If you compare the two photos above and below you can see that over the fireplace new wallpaper recreated from the pattern on the old has been placed on the walls.

 On the floor were the indentations of a where a bed had stood with its head against the wall above.  The window on the opposite wall looks over the small allotments in front of the cottages where families like the Nicklins could grow their own vegetables, usually root vegetables, to supplement what they could afford from the shop which was provided by the Greg family.  This was run on the 'truck' system which meant that everything a family had from the shop during the week was tallied up and the amount stopped from their wages.

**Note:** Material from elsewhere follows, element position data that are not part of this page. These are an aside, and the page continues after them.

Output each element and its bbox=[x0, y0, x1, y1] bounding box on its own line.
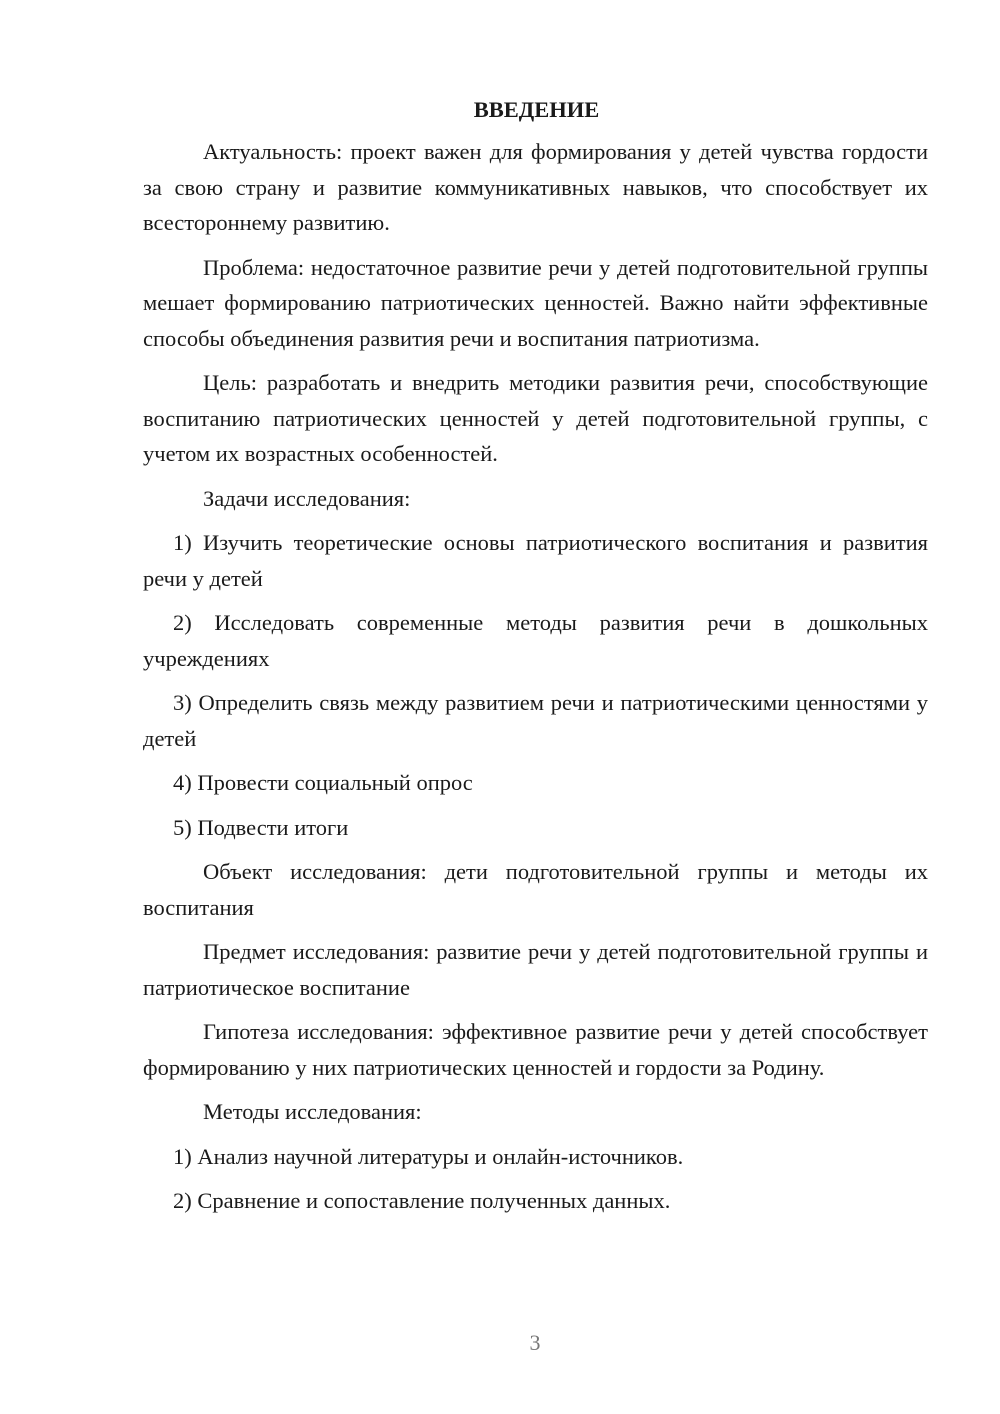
page-number: 3 bbox=[529, 1330, 541, 1355]
task-item: 2) Исследовать современные методы развития речи в дошкольных учреждениях bbox=[143, 610, 928, 671]
hypothesis-paragraph: Гипотеза исследования: эффективное развитие речи у детей способствует формированию у них патриотических ценностей и гордости за Родину. bbox=[143, 1019, 928, 1080]
tasks-heading: Задачи исследования: bbox=[203, 485, 411, 511]
task-item: 1) Изучить теоретические основы патриотического воспитания и развития речи у детей bbox=[143, 530, 928, 591]
method-item: 2) Сравнение и сопоставление полученных данных. bbox=[173, 1188, 671, 1213]
task-item: 5) Подвести итоги bbox=[173, 814, 349, 840]
methods-heading: Методы исследования: bbox=[203, 1099, 422, 1124]
subject-paragraph: Предмет исследования: развитие речи у детей подготовительной группы и патриотическое воспитание bbox=[143, 939, 928, 1000]
section-title: ВВЕДЕНИЕ bbox=[473, 97, 600, 122]
problem-paragraph: Проблема: недостаточное развитие речи у детей подготовительной группы мешает формированию патриотических ценностей. Важно найти эффективные способы объединения развития речи и воспитания патриотизма. bbox=[143, 254, 928, 351]
object-paragraph: Объект исследования: дети подготовительной группы и методы их воспитания bbox=[143, 859, 928, 920]
task-item: 4) Провести социальный опрос bbox=[173, 770, 473, 795]
method-item: 1) Анализ научной литературы и онлайн-источников. bbox=[173, 1143, 684, 1169]
goal-paragraph: Цель: разработать и внедрить методики развития речи, способствующие воспитанию патриотических ценностей у детей подготовительной группы, с учетом их возрастных особенностей. bbox=[143, 370, 928, 466]
task-item: 3) Определить связь между развитием речи и патриотическими ценностями у детей bbox=[143, 690, 928, 751]
relevance-paragraph: Актуальность: проект важен для формирования у детей чувства гордости за свою страну и развитие коммуникативных навыков, что способствует их всестороннему развитию. bbox=[143, 139, 928, 235]
document-page bbox=[143, 90, 928, 1228]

 The Gregs also built two chapels and a school for their workers so all of their daily lives were catered for.  Mrs Greg, especially, believed in education for all and later adult classes were available too.  I didn't take a photo of the school as it is still a primary school and children were playing in the playground but it is just a couple of doors away from 13 Oak Cottages.

 
The village shop became a Co-operative Store in 1873 and was run by the workers rather than the owners.
Above is Norcliffe Chapel one of the two chapels (the other a Methodist Chapel) built by the mill owners.  It is still used for services.

 Working at Quarry Bank Mill must have seemed a lot better than working in the huge cotton mills of cities like Manchester, working conditions may have been better and there was less disease caused by insanitary living conditions, plus the fresh air of the country around especially in the early days of the factory when water power was used to work the machinery in the mill.  But, there is always a but isn't there?  As our tour guide pointed out there was also a loss of personal freedom as workers were tied to the mill, chapel and the shop, if you joined any kind of group or society which promoted the rights of workers for example the Chartist Movement you would lose your job and therefore your home as well.  Some people may have found the choices and freedoms of a larger city more appealing.